Plan the solution with appropriate visualizations and pseudocode.

General Idea: Start BFS from the given position and explore all possible moves in the dungeon. Each time you stop, enqueue the new position and continue exploring. If you stop at the exit, return True. If BFS completes without stopping at the exit, return False.

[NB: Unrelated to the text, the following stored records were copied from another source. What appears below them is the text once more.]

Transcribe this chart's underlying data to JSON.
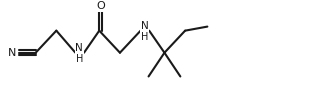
{
  "bg_color": "#ffffff",
  "line_color": "#1a1a1a",
  "figsize": [
    3.13,
    1.06
  ],
  "dpi": 100,
  "xlim": [
    0,
    9.8
  ],
  "ylim": [
    0,
    3.0
  ],
  "lw": 1.5,
  "fs": 7.5,
  "ym": 1.55,
  "yu": 2.2,
  "yd": 0.85
}
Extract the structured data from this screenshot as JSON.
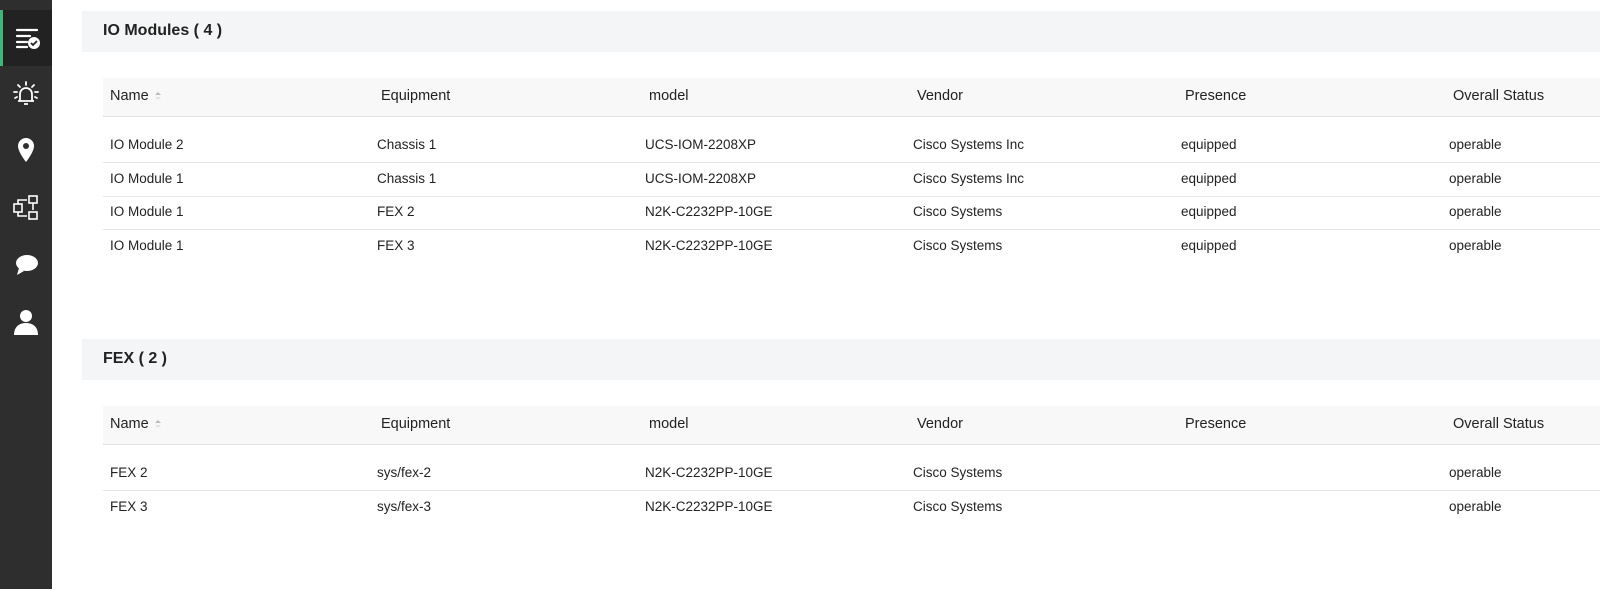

1) Define a helper function `next_position` to calculate the next stop in the given direction.
2) Initialize BFS from the starting position, tracking visited cells to avoid cycles.
3) For each position in the BFS queue:
    a) Attempt to move in all four directions.
    b) If you stop at the exit, return `True`.
    c) Otherwise, enqueue the new position and continue BFS.
4) If BFS completes without finding the exit, return `False`.

⚠️ Common Mistakes

  • Forgetting to mark cells as visited after stopping.
  • Not handling the case where the start and exit are the same.

4: I-mplement

Implement the code to solve the algorithm.

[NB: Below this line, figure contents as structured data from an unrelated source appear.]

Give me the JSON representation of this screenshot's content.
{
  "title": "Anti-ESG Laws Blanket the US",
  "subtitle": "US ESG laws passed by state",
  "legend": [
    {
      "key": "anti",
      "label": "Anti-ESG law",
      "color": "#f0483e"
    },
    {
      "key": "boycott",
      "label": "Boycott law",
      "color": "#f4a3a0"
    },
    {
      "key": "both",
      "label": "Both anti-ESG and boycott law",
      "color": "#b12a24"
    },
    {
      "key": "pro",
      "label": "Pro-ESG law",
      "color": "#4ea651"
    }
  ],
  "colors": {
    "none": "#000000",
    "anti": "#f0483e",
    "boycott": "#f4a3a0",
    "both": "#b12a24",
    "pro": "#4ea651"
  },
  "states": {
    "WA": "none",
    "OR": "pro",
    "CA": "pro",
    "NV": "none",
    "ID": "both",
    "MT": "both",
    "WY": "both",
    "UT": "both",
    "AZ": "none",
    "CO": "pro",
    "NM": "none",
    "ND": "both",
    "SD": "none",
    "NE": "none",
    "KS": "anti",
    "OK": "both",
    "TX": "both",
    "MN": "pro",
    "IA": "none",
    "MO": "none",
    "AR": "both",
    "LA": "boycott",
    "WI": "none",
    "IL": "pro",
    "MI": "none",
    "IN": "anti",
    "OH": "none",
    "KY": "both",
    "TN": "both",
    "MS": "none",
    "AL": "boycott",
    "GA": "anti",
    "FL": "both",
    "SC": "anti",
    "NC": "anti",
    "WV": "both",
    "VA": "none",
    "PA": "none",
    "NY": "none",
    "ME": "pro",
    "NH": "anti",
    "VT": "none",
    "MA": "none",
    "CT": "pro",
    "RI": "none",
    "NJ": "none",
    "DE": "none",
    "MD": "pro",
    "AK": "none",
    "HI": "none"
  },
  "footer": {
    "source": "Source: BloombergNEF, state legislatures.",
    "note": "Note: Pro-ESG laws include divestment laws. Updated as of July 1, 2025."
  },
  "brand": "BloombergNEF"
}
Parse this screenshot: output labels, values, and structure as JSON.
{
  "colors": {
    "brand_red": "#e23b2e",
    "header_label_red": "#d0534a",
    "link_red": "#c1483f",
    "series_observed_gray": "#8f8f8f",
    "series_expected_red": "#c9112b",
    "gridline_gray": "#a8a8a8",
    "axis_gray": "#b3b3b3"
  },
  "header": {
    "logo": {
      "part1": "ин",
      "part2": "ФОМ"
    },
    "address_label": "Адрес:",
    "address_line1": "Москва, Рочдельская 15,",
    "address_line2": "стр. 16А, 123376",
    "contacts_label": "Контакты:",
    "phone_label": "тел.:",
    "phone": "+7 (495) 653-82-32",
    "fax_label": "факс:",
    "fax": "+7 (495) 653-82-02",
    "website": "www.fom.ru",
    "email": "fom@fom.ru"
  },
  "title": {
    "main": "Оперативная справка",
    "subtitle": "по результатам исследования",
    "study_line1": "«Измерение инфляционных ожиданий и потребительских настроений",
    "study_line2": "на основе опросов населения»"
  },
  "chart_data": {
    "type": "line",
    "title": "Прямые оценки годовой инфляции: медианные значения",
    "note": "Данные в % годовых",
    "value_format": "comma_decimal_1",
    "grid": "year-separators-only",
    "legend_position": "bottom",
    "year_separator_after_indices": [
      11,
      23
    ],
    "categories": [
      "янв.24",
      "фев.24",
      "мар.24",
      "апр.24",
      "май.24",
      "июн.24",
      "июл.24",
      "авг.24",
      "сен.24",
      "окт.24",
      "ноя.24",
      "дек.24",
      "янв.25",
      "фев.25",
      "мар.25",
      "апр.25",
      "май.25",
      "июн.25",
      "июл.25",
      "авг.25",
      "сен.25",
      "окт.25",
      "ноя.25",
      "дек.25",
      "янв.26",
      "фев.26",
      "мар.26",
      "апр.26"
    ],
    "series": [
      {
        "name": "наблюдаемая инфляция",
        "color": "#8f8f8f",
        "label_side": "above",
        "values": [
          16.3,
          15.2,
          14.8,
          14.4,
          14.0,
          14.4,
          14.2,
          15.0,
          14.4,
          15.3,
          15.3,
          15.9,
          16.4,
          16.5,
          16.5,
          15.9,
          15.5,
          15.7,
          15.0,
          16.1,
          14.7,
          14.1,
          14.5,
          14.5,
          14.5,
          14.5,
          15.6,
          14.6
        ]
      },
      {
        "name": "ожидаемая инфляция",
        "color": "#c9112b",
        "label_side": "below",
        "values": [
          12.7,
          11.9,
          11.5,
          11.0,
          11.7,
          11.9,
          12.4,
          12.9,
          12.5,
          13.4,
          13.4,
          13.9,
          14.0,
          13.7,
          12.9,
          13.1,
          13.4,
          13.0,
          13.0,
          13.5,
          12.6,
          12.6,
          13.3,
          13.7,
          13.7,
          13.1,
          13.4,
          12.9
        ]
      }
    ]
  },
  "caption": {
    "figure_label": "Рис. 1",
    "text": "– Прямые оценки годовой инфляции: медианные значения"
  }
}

from collections import deque

# Helper function to calculate the next stop in the given direction
def next_position(dungeon, row, col, direction):
    moves = {
        'up': (-1, 0),
        'down': (1, 0),
        'left': (0, -1),
        'right': (0, 1)
    }
    
    dr, dc = moves[direction]
    while 0 <= row + dr < len(dungeon) and 0 <= col + dc < len(dungeon[0]) and dungeon[row + dr][col + dc] == 0:
        row += dr
        col += dc
    
    return row, col

# Main function to check if you can escape the dungeon
def can_escape_dungeon(dungeon, position, exit):
    rows, cols = len(dungeon), len(dungeon[0])
    start_row, start_col = position
    exit_row, exit_col = exit
    
    # If starting point is already the exit
    if (start_row, start_col) == (exit_row, exit_col):
        return True
    
    visited = set()
    queue = deque([(start_row, start_col)])  # Start BFS from the given position
    visited.add((start_row, start_col))
    
    directions = ['up', 'down', 'left', 'right']
    
    while queue:
        current_row, current_col = queue.popleft()
        
        for direction in directions:
            new_row, new_col = next_position(dungeon, current_row, current_col, direction)
            
            if (new_row, new_col) == (exit_row, exit_col):
                return True
            
            if (new_row, new_col) not in visited:
                visited.add((new_row, new_col))
                queue.append((new_row, new_col))
    
    return False

5: R-eview

Review the code by running specific example(s) and recording values (watchlist) of your code's variables along the way.

Example 1:

  • Input: dungeon = [ [0, 0, 1, 0, 0], [0, 0, 0, 0, 0], [0, 0, 0, 1, 0], [1, 1, 0, 1, 1], [0, 0, 0, 0, 0] ], position = (0, 4), exit = (4, 4)
  • Expected Output: True
  • Watchlist:
    • Ensure that BFS correctly explores all valid moves.
    • Verify that stopping positions are calculated correctly.

6: E-valuate

Evaluate the performance of your algorithm and state any strong/weak or future potential work.

Assume m is the number of rows and n is the number of columns in the grid.

  • Time Complexity: O(m * n) because each cell is visited once during BFS.
  • Space Complexity: O(m * n) due to the BFS queue and visited set.